Pointing out an array of rock walls, Evans encouraged hikers to use their imaginations to picture a time when the land was open fields rather than the home of towering pine trees, divided by huge boulders moved into place by oxen to delineate newly-created homesteads.
“When you look at these tremendous stone walls that dot the landscape throughout the park, you get a sense of appreciation of the hard work put in every day by those folks years ago. It’s a testament to their work ethic,” Evans said. “And, when you think that they didn’t have the benefit of machinery, it’s pretty amazing.”
Playing the role of investigator, Evans pointed downhill to what looks like a long trough. Knowing farms equipped with big barns existed on South High Street, Evans speculated that the trough was possibly created by cattle, which made their daily hike from the field back home. Evans and others followed the trough, and it did lead right toward a barn.

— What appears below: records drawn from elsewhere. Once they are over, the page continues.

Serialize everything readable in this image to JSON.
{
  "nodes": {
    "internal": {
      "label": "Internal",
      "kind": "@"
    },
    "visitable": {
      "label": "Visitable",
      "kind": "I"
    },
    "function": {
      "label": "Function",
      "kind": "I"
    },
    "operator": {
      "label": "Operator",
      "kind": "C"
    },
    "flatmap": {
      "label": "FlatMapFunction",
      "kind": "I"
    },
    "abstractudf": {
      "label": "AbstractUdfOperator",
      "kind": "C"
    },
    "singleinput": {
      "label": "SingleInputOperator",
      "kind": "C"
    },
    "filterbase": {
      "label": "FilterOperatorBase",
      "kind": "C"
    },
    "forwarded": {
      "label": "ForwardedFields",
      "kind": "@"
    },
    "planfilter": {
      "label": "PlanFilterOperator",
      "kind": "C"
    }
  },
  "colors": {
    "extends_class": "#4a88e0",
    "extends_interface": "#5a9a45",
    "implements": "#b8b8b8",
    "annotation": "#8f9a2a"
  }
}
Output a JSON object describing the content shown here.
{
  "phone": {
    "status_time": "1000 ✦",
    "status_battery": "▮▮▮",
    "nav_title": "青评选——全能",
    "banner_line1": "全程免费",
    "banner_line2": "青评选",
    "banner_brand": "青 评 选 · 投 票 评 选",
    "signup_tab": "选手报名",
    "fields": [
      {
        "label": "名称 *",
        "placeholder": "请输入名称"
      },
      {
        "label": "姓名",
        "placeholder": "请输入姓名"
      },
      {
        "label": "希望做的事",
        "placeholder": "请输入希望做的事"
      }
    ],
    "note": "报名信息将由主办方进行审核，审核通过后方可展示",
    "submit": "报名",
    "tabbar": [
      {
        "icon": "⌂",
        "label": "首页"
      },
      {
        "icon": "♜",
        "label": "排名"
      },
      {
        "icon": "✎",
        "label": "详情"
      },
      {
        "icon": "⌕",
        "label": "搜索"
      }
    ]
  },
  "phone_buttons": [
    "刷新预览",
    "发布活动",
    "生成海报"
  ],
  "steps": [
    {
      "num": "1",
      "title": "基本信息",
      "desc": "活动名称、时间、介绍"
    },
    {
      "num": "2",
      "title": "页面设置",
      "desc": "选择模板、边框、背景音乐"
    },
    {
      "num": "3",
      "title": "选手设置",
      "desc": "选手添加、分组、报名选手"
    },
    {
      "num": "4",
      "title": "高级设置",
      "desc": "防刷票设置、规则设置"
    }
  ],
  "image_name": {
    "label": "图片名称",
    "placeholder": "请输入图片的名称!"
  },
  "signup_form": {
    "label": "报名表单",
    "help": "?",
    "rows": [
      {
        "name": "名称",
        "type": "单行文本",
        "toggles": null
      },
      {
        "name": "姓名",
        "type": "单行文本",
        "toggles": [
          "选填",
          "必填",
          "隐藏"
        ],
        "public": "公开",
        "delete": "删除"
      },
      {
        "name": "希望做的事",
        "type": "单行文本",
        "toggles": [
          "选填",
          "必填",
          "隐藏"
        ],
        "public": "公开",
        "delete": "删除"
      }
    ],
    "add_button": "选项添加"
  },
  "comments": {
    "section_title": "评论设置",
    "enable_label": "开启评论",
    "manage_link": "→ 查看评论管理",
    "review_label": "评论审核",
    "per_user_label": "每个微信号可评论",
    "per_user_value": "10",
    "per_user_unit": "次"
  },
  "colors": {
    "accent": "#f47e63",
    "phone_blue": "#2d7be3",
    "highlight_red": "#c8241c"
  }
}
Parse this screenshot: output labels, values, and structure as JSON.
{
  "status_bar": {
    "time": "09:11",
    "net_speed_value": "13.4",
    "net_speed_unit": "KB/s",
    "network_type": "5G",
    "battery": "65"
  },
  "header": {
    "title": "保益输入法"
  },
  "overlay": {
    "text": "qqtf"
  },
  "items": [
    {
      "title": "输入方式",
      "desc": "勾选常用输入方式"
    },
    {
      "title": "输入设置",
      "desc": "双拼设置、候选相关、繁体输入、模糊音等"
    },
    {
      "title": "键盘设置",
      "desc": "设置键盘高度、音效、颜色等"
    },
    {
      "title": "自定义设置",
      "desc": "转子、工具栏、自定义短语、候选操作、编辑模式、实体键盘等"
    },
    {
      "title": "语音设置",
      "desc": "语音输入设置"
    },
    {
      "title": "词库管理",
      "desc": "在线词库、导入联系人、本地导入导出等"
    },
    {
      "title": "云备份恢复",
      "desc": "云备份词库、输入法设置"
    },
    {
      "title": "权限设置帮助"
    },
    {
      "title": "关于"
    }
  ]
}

“It has to be a cattle or sheep run. Over a hundred years of walking the same place back and forth every day, this is what you get,” he said. “That’s what we try to impress upon kids when they come to the park — to be detectives, read the landscape, see all the marvels that exist here. Try to imagine all the changes that have occurred over the past 200 years. The big picture is Bridgton has a rich history, and this park is part of that history.”
Little “hints” of yesteryear exist everywhere in the woods. While working on a trail, Evans uncovered a huge rock that had chisel marks. Just a few yards below is the Kneeland Spring, which has cut stones surrounding its edges. Evans suspects that the larger rock was cut, and stone was moved downhill as part of the natural spring.
As the Pondicherry Loop Trail curled toward Stevens Brook, hikers could see the “pride and joy” of the park — the Dunning Memorial Bridge. Evans pointed out to hikers that 16 species of trees were used to build the bridge, which will be officially dedicated on Nov. 27. (See related story.)
Heading back on the same path, Evans noted that once the park development is complete, the plan is to turn it over to the Town of Bridgton. To be sure the park is maintained at no real cost to the town, Evans plans to organize volunteer crews and schedule work dates at the park.
As the hike concluded, Evans encouraged participants to visit the park at other times of the year and let others know about Bridgton’s “gem.”
“It’s truly remarkable what we’ve been able to accomplish here because of many wonderful people who wanted to create something special here — for today and the future,” Evans said.